Proving the Inequality of the Sequence ( left(1 - frac{1}{n}right)^n leq 3 ) for All ( n in mathbb{N} )

When dealing with mathematical sequences and inequalities, it is often necessary to rigorously prove certain properties. In this detailed guide, we will explore how to prove that the sequence ( s_n left(1 - frac{1}{n}right)^n ) is bounded by 3 for all natural numbers ( n ). This involves a combination of mathematical techniques, including the binomial theorem and series estimation.

Understanding the Context

The sequence in question is ( s_n left(1 - frac{1}{n}right)^n ). It is well-known that as ( n ) approaches infinity, this sequence converges to the number ( e ) (Euler's number) where ( e approx 2.71828 ). However, for finite values of ( n ), the sequence is bounded by 3. Our goal is to prove this statement rigorously.

Proving the Inequality

To prove that ( left(1 - frac{1}{n}right)^n leq 3 ) for all ( n in mathbb{N} ), we will use a few key steps involving estimation and the binomial theorem.

Step 1: Using the Binomial Theorem

The first step is to expand the expression using the binomial theorem.

Recall the binomial formula:

[ sum_{k0}^n {n choose k} left(-frac{1}{n}right)^k 1 - frac{n-1}{n} frac{(n-1)(n-2)}{2n^2} - cdots (-1)^n frac{1}{n^n} ]

For easier manipulation, we can write:

[ s_n 1 - frac{n-1}{n} frac{(n-1)(n-2)}{2n^2} - cdots (-1)^n frac{1}{n^n} ]

Now, we need to estimate the upper bound of this series.

Step 2: Estimating the Series

Let's estimate the terms of the series. Consider the general term:

[ {n choose k} left(-frac{1}{n}right)^k frac{n!}{k!(n-k)!} left(-frac{1}{n}right)^k ]

For simplicity, let's focus on the positive terms:

[ {n choose k} frac{1}{n^k} leq frac{1}{2^k} ]
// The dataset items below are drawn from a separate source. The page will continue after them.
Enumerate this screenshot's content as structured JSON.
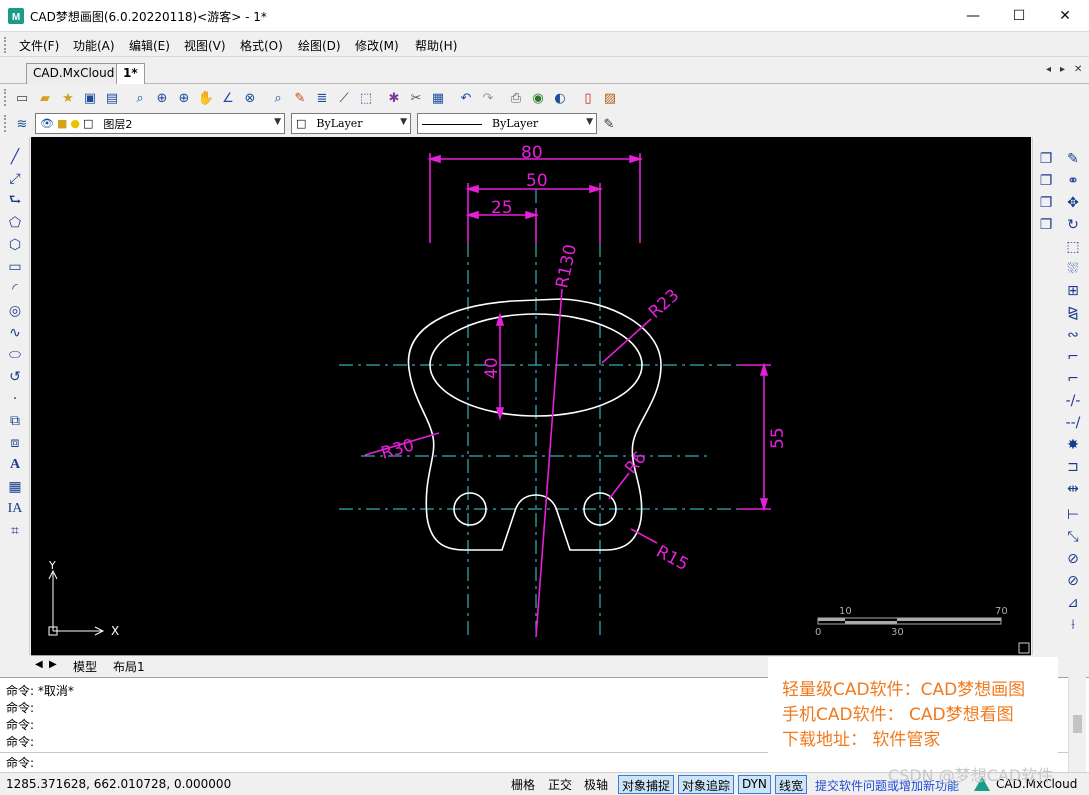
{
  "window": {
    "title": "CAD梦想画图(6.0.20220118)<游客> - 1*",
    "minimize": "—",
    "maximize": "☐",
    "close": "✕"
  },
  "menu": [
    "文件(F)",
    "功能(A)",
    "编辑(E)",
    "视图(V)",
    "格式(O)",
    "绘图(D)",
    "修改(M)",
    "帮助(H)"
  ],
  "tabs": [
    {
      "label": "CAD.MxCloud",
      "active": false
    },
    {
      "label": "1*",
      "active": true
    }
  ],
  "tab_nav": [
    "◂",
    "▸",
    "✕"
  ],
  "layer_bar": {
    "layer_name": "图层2",
    "color_value": "ByLayer",
    "linetype_value": "ByLayer"
  },
  "drawing": {
    "dims": {
      "d80": "80",
      "d50": "50",
      "d25": "25",
      "d40": "40",
      "d55": "55",
      "r130": "R130",
      "r23": "R23",
      "r30": "R30",
      "r6": "R6",
      "r15": "R15"
    },
    "scale_labels": {
      "s10": "10",
      "s70": "70",
      "s0": "0",
      "s30": "30"
    },
    "ucs": {
      "x": "X",
      "y": "Y"
    },
    "colors": {
      "dimension": "#e61fd9",
      "centerline": "#3fd6d6",
      "geometry": "#ffffff",
      "background": "#000000"
    }
  },
  "layout_tabs": [
    "模型",
    "布局1"
  ],
  "command_lines": [
    "命令:   *取消*",
    "命令:",
    "命令:",
    "命令:",
    "命令:"
  ],
  "promo": [
    "轻量级CAD软件：CAD梦想画图",
    "手机CAD软件：  CAD梦想看图",
    "下载地址：     软件管家"
  ],
  "status": {
    "coords": "1285.371628,  662.010728,  0.000000",
    "buttons": [
      {
        "label": "栅格",
        "on": false
      },
      {
        "label": "正交",
        "on": false
      },
      {
        "label": "极轴",
        "on": false
      },
      {
        "label": "对象捕捉",
        "on": true
      },
      {
        "label": "对象追踪",
        "on": true
      },
      {
        "label": "DYN",
        "on": true
      },
      {
        "label": "线宽",
        "on": true
      }
    ],
    "link": "提交软件问题或增加新功能",
    "brand": "CAD.MxCloud",
    "watermark": "CSDN @梦想CAD软件"
  }
}
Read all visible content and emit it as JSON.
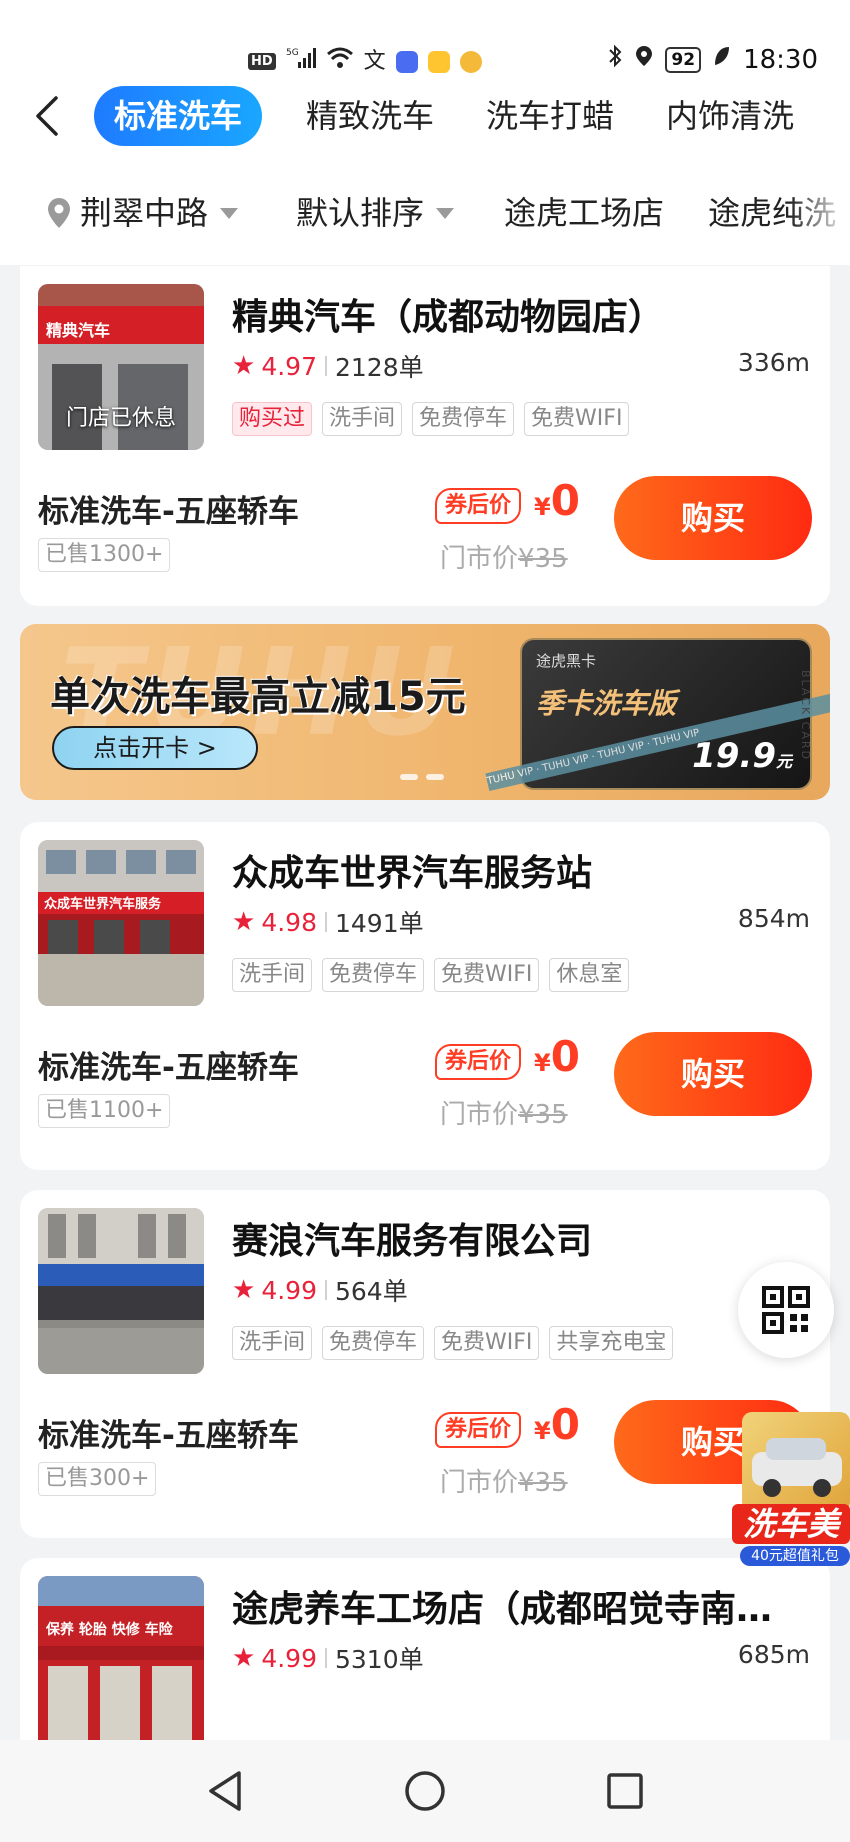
{
  "status_bar": {
    "network": "5G",
    "hd": "HD",
    "battery": "92",
    "time": "18:30"
  },
  "tabs": [
    {
      "label": "标准洗车",
      "active": true
    },
    {
      "label": "精致洗车",
      "active": false
    },
    {
      "label": "洗车打蜡",
      "active": false
    },
    {
      "label": "内饰清洗",
      "active": false
    }
  ],
  "filters": {
    "location": "荆翠中路",
    "sort": "默认排序",
    "shop_filter_1": "途虎工场店",
    "shop_filter_2": "途虎纯洗"
  },
  "shops": [
    {
      "name": "精典汽车（成都动物园店）",
      "rating": "4.97",
      "orders": "2128单",
      "distance": "336m",
      "closed_label": "门店已休息",
      "tags": [
        "购买过",
        "洗手间",
        "免费停车",
        "免费WIFI"
      ],
      "service": "标准洗车-五座轿车",
      "sold": "已售1300+",
      "coupon_label": "券后价",
      "currency": "¥",
      "price": "0",
      "store_price_label": "门市价",
      "store_price": "¥35",
      "buy_label": "购买"
    },
    {
      "name": "众成车世界汽车服务站",
      "rating": "4.98",
      "orders": "1491单",
      "distance": "854m",
      "tags": [
        "洗手间",
        "免费停车",
        "免费WIFI",
        "休息室"
      ],
      "service": "标准洗车-五座轿车",
      "sold": "已售1100+",
      "coupon_label": "券后价",
      "currency": "¥",
      "price": "0",
      "store_price_label": "门市价",
      "store_price": "¥35",
      "buy_label": "购买"
    },
    {
      "name": "赛浪汽车服务有限公司",
      "rating": "4.99",
      "orders": "564单",
      "distance": "",
      "tags": [
        "洗手间",
        "免费停车",
        "免费WIFI",
        "共享充电宝"
      ],
      "service": "标准洗车-五座轿车",
      "sold": "已售300+",
      "coupon_label": "券后价",
      "currency": "¥",
      "price": "0",
      "store_price_label": "门市价",
      "store_price": "¥35",
      "buy_label": "购买"
    },
    {
      "name": "途虎养车工场店（成都昭觉寺南…",
      "rating": "4.99",
      "orders": "5310单",
      "distance": "685m"
    }
  ],
  "banner": {
    "title": "单次洗车最高立减15元",
    "button": "点击开卡 >",
    "card_brand": "途虎黑卡",
    "card_name": "季卡洗车版",
    "card_price": "19.9",
    "card_price_unit": "元",
    "card_side_text": "BLACK CARD",
    "ribbon_text": "TUHU VIP · TUHU VIP · TUHU VIP · TUHU VIP"
  },
  "promo": {
    "title": "洗车美",
    "subtitle": "40元超值礼包"
  },
  "colors": {
    "accent_blue": "#1e7bff",
    "price_red": "#ff3d24",
    "rating_red": "#e8223a"
  }
}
This is because the binomial coefficient can be bounded by powers of 2 as ( n ) becomes large. This bounding allows us to simplify the series:

[ 1 - frac{1}{2} frac{1}{4} - frac{1}{8} cdots leq 1 frac{1}{2} frac{1}{4} cdots ]

The right-hand side is a geometric series with the sum:

[ frac{1}{1 - frac{1}{2}} 2 ]

Therefore, the sequence ( s_n ) is bounded above by 3 for all ( n ).

Additional Approaches to Prove the Inequality

Another way to prove the inequality is by showing that the sequence is monotonically increasing and finding an upper bound for the initial terms.

Show Monotonicity and Initial Terms

We claim that the sequence is monotonically increasing from a certain ( n ). To show this, consider:

[ s_{n 1} left(1 - frac{1}{n 1}right)^{n 1} ]

Using the binomial theorem, we can expand this and show that it is greater than or equal to ( s_n ) for ( n geq 3 ).

Additionally, we can find the upper bound for the initial terms. By bounding the terms appropriately, we can ensure that the sequence is always less than 3.

Conclusion

In conclusion, the sequence ( s_n left(1 - frac{1}{n}right)^n ) is bounded by 3 for all natural numbers ( n ). This can be proved rigorously using the binomial theorem and series estimation techniques. The sequence converges to ( e ) as ( n ) approaches infinity, but for finite ( n ), the bound remains at 3.

To summarize, the proof involves expanding the sequence using the binomial theorem, estimating the terms, and showing that the sequence is monotonically increasing and bounded properly.